Vassili hated the pope, because he had ordered Te Deums in Rome, in celebration of a victory which the Poles had obtained over the Russians, and had called the Russians heretics. But still the bait the pope presented was too alluring not to be caught at. In the labyrinthine mazes of politics, however, there were obstacles to the development of this policy which years only could remove.

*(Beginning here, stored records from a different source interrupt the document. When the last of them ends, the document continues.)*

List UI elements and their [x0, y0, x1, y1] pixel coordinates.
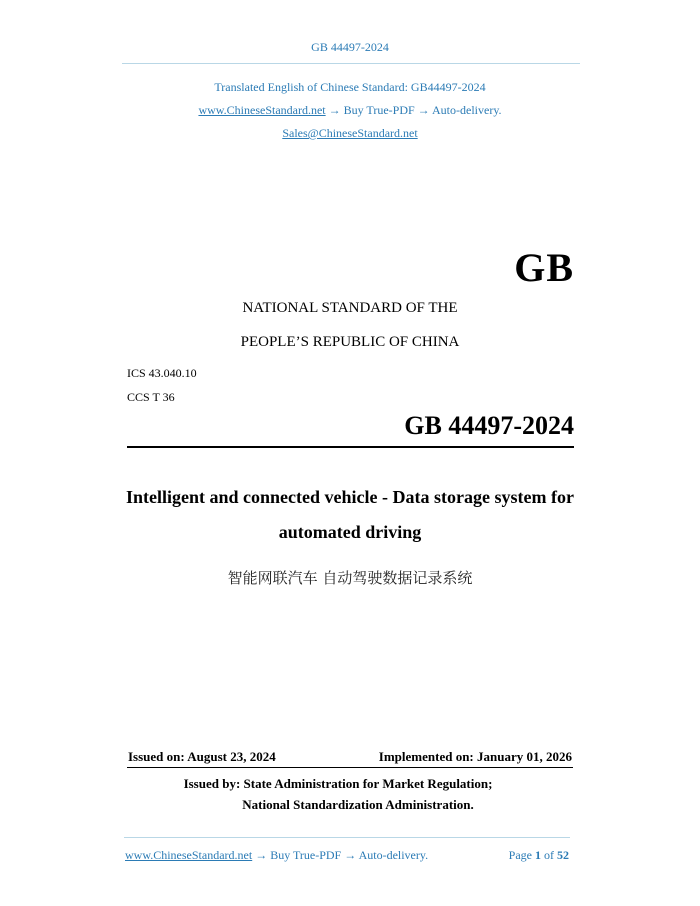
- footer-divider: [124, 837, 570, 838]
- purchase-line: [0, 103, 700, 118]
- number-underline: [127, 446, 574, 448]
- ics-code: ICS 43.040.10: [127, 366, 197, 380]
- purchase-text: → Buy True-PDF → Auto-delivery.: [325, 103, 502, 117]
- page-label: Page: [508, 848, 532, 862]
- footer-site-link[interactable]: www.ChineseStandard.net: [125, 848, 253, 862]
- header-divider: [122, 63, 580, 64]
- chinese-title: 智能网联汽车 自动驾驶数据记录系统: [227, 569, 473, 587]
- implemented-on: Implemented on: January 01, 2026: [378, 749, 572, 764]
- page-current: 1: [535, 848, 541, 862]
- footer-purchase-text: → Buy True-PDF → Auto-delivery.: [252, 848, 429, 862]
- issued-by-line1: Issued by: State Administration for Market Regulation;: [183, 776, 493, 791]
- page-of: of: [544, 848, 554, 862]
- gb-logo: GB: [514, 245, 574, 290]
- title-line1: Intelligent and connected vehicle - Data storage system for: [126, 487, 574, 507]
- translated-notice: Translated English of Chinese Standard: GB44497-2024: [214, 80, 486, 94]
- footer-purchase-line: [125, 848, 428, 863]
- running-header: GB 44497-2024: [311, 40, 389, 54]
- page-total: 52: [557, 848, 569, 862]
- dates-divider: [127, 767, 573, 768]
- national-standard-line1: NATIONAL STANDARD OF THE: [242, 300, 458, 316]
- issued-on: Issued on: August 23, 2024: [128, 749, 276, 764]
- email-line: [0, 126, 700, 141]
- standard-number: GB 44497-2024: [404, 411, 574, 440]
- email-link[interactable]: Sales@ChineseStandard.net: [282, 126, 418, 140]
- issued-by-line2: National Standardization Administration.: [242, 797, 474, 812]
- national-standard-line2: PEOPLE’S REPUBLIC OF CHINA: [240, 334, 460, 350]
- ccs-code: CCS T 36: [127, 390, 175, 404]
- site-link[interactable]: www.ChineseStandard.net: [198, 103, 326, 117]
- page-indicator: [509, 848, 569, 863]
- title-line2: automated driving: [278, 522, 422, 542]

Upon the death of Maximilian, Charles V. of Spain ascended the throne of the German empire, and established a power, the most formidable that had been known in Europe for seven hundred years, that is, since the age of Charlemagne. Vassili was in the midst of these plans of aggrandizement when death came with its unexpected summons. He was in the fifty-fourth year of his age, with mental and physical vigor unimpaired. A small pimple appeared on his left thigh, not larger than the head of a pin, but from its commencement attended with excruciating pain. It soon resolved itself into a malignant ulcer, which rapidly exhausted all the vital energies. The dying king was exceedingly anxious to prepare himself to stand before the judgment seat of God. He spent days and nights in prayer, gave most affectionate exhortations to all around him to live for heaven, assumed monastic robes, resolving that, should he recover, he would devote himself exclusively to the service of God. It was midnight the 3d of December, 1533. The king had just partaken of the sacrament of the Lord’s Supper. Suddenly his tongue was paralyzed, his eyes fixed, his hands dropped by his side, and the metropolitan bishop, who had been administering the last rites of religion, exclaimed, “It is all over. The king is dead.”
IVAN IV.—HIS MINORITY.
From 1533 to 1546.
Vassili At the Chase.—Attention To Distinguished Foreigners.—The Autocracy.—Splendor of the Edifices.—Slavery.—Aristocracy.—Infancy of Ivan IV.—Regency of Helene.—Conspiracies and Tumults.—War with Sigismond of Poland.—Death of Helene.—Struggles of the Nobles.—Appalling Sufferings of Dmitri.—Incursion of the Tartars.—Successful Conspiracy.—Ivan IV. At the Chase.—Coronation of Ivan IV.
Under Vassili, the Russian court attained a degree of splendor which had before been unknown. The Baron of Herberstein thus describes the appearance of the monarch when engaging in the pleasures of the chase:
“As soon as we saw the monarch entering the field, we dismounted and advanced to meet him on foot. He was mounted upon a magnificent charger, gorgeously caparisoned. He wore upon his head a tall cap, embroidered with precious stones, and surmounted by gilded plumes which waved in the wind. A poignard and two knives were attached to his girdle. He had upon his right, Aley, tzar of Kazan, armed with a bow and arrows; at his left, two young princes, one of whom held an ax, and the other a number of arms. His suite consisted of more than three hundred cavaliers.”